The populations of widespread wild animal species are either stable or growing in Uzbekistan. However, there are decreasing trends in populations of several globally threatened or locally endemic fauna species. This is the case for the saiga antelope, marbled polecat, Pallas’s cat, Saker falcon, sociable lapwing, Egyptian vulture and many others. To prevent further biodiversity loss, Uzbekistan runs several species breeding centres. The Strategy for the Conservation of Biological Diversity for the period 2019–2028 aims to expand protected areas to 12 per cent of the national territory from the current 4.63 per cent. The EPR stresses the need to ensure that the protected area network encompasses all main ecosystem types and sufficiently covers habitats of rare and threatened species.

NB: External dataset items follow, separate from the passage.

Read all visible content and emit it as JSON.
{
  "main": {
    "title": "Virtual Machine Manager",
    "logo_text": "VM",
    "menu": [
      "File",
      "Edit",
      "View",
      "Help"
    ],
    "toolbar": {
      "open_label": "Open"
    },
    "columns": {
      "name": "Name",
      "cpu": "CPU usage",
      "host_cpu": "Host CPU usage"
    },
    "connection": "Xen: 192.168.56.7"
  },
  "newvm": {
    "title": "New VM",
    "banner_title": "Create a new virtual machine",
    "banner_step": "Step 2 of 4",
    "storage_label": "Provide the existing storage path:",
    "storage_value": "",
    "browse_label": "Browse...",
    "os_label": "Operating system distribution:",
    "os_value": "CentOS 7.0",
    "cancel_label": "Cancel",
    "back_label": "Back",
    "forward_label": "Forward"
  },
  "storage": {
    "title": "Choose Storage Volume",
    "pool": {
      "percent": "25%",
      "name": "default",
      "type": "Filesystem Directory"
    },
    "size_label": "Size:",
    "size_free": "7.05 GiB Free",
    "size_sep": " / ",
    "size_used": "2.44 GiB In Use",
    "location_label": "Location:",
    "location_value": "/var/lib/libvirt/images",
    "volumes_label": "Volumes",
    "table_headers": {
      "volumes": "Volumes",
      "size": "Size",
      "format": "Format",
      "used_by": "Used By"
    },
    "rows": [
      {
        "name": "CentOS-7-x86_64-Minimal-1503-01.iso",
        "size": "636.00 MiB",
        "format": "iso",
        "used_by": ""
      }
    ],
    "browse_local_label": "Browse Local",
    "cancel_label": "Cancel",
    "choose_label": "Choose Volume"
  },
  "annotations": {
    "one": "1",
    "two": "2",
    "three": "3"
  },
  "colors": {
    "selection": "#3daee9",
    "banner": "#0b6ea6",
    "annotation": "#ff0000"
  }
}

Lake Tuzkan – part of the Aydar-Arnasay Lake System, which was declared a Ramsar site in 2008 under the Convention on Wetlands of International Importance especially as Waterfowl Habitat (Ramsar Convention) – should continue to be protected.

Access to environmental information is crucial for further progress

The Review calls upon governmental authorities at all levels to make available online all information on environmental matters and develop detailed procedures for public participation in decision-making on planned activities and projects, as well as to ensure meaningful organization of public hearings. It also points out the need to simplify the procedures for the operation of environmental NGOs in line with international standards.

The Third EPR was organized by UNECE in cooperation with the State Committee on Ecology and Environmental Protection and other governmental authorities and non-governmental organizations of Uzbekistan. Hungary, Italy, Portugal, OECD, WHO, UNEP and UNECE delegated their experts for this EPR. Carrying out this Review was made possible with funding from Germany and Switzerland and overall support from the UN Country Team in Uzbekistan.